Annie Sauvat, vigneronne à Boudes qui accueille depuis longtemps les touristes pour leur faire partager sa passion de la vigne, ne cache pas à ses visiteurs que les viticulteurs ressentent durement l’évolution du climat depuis une dizaine d’années. « Sur le millésime 2022 marqué par la sécheresse, on a perdu à Boudes 70% de la récolte et depuis 2018 nous n’avons pas eu une seule récolte normale », résume-t-elle.
Face à ces problématique existentielle, les professionnels du tourisme n’ont pas d’autre choix que s’adapter, avec plus ou moins de pertinence, avec des mesures sur le court ou le long terme.
Luc Stelly décrit les stratégies qui se sont mises en place. « Les loueurs de matériel, avant, rangeaient les VTT en hiver pour louer des skis. Aujourd’hui ils gardent toujours des VTT à portée de la main pour pouvoir en louer quand il n’y a pas de neige. » Les randos en racket peuvent permuter avec des balades plus classiques et l’office de tourisme du Sancy a dédié une page spéciale à la « randonnée hivernale », indiquant en mode « marmotte futée » quels sentiers sont conseillés ou non selon la saison et la météo.
« La difficulté, c’est qu’on tâtonne, on cherche. »
Sur le plus long terme, il décrit l’inventivité du secteur touristique pour développer un « tourisme quatre saisons », avec la fierté d’être en ce domaine en avance sur les Alpes. « La difficulté, c’est qu’on tâtonne, on cherche. Il y a des choses qui fonctionnent bien, d’autres moins bien », dit-il. Il cite parmi les premières l’ouverture des tyroliennes à l’année, le remplacement de la patinoire par un lieu multi-activités ou l’adaptation des télésièges pour pouvoir embarquer les piétons.

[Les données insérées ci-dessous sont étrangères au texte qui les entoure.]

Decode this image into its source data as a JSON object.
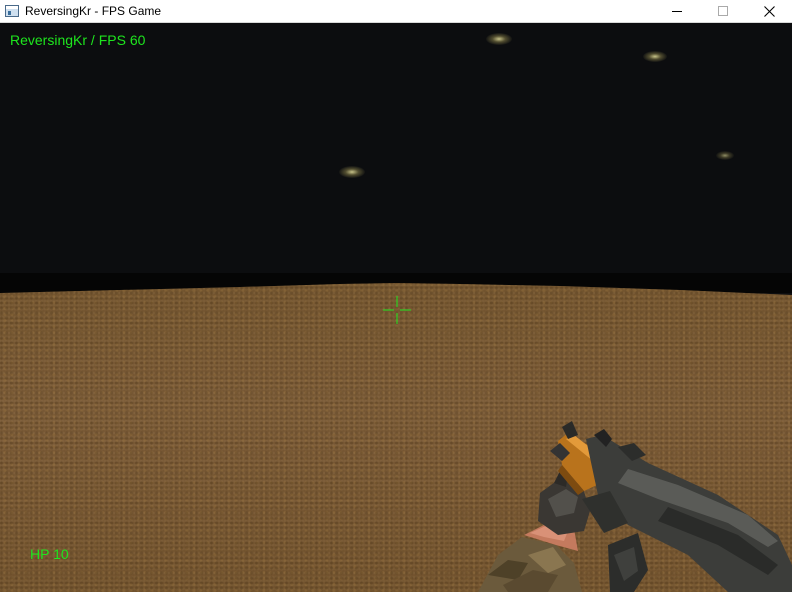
{
  "window": {
    "title": "ReversingKr - FPS Game",
    "icon": "app-window-icon",
    "controls": [
      "minimize-icon",
      "maximize-icon",
      "close-icon"
    ]
  },
  "hud": {
    "fps_label": "ReversingKr / FPS 60",
    "hp_label": "HP 10",
    "text_color": "#1ee61e",
    "crosshair_color": "#1ee61e"
  },
  "scene": {
    "sky_color": "#0c0d0f",
    "ground_color": "#7c5e37",
    "enemies_visible": 4,
    "weapon": "rifle"
  }
}
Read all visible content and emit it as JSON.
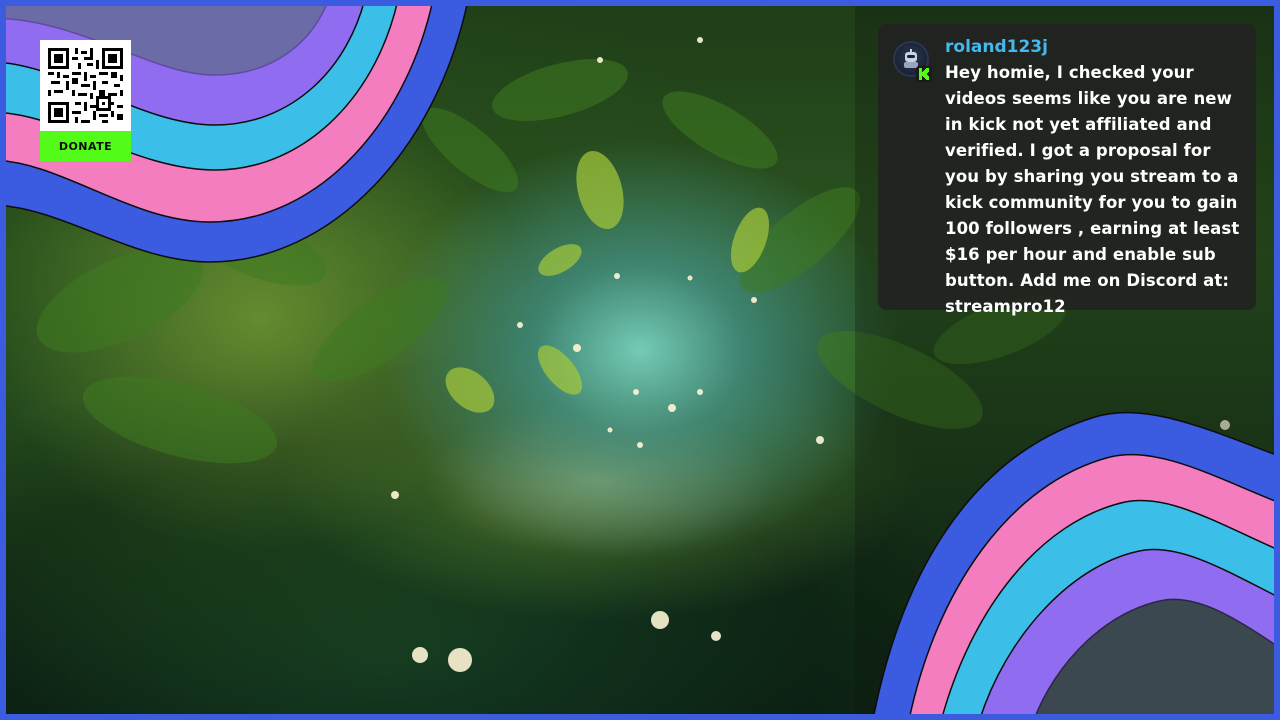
{
  "overlay": {
    "donate_label": "DONATE",
    "qr_icon": "qr-code-icon",
    "colors": {
      "frame": "#3b5be0",
      "wave_blue": "#3b5be0",
      "wave_pink": "#f47dc0",
      "wave_cyan": "#3bbfe8",
      "wave_purple": "#8f6cf0",
      "donate_green": "#53fc18"
    }
  },
  "chat": {
    "username": "roland123j",
    "username_color": "#45b8ec",
    "avatar_icon": "robot-avatar-icon",
    "badge_icon": "kick-logo-icon",
    "message": "Hey homie, I checked your videos seems like you are new in kick not yet affiliated and verified. I got a proposal for you by sharing you stream to a kick community for you to gain 100 followers , earning at least $16 per hour and enable sub button. Add me on Discord at: streampro12"
  }
}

« Il y a 30 ans, on faisait tout pour les skieurs et si ça pouvait servir pour les autres, c’était bien. Maintenant c’est l’inverse », constate-t-il, tout en rappelant que le ski est toujours nécessaire pour financer cette transformation : « on ne sait pas faire autrement », indique-t-il, rappelant que si 70% de la fréquentation est estivale, les sports d’hiver ont encore une place prépondérante dans le chiffre d’affaires.
Sur les adaptations et maladaptations des stations de ski, voir aussi les précédentes rencontres : « Le Sancy face au dérèglement climatique » et « Neige artificielle : sauver le ski au détriment de la montagne ? » |
La suite de votre article après une petite promo (pour Tikographie)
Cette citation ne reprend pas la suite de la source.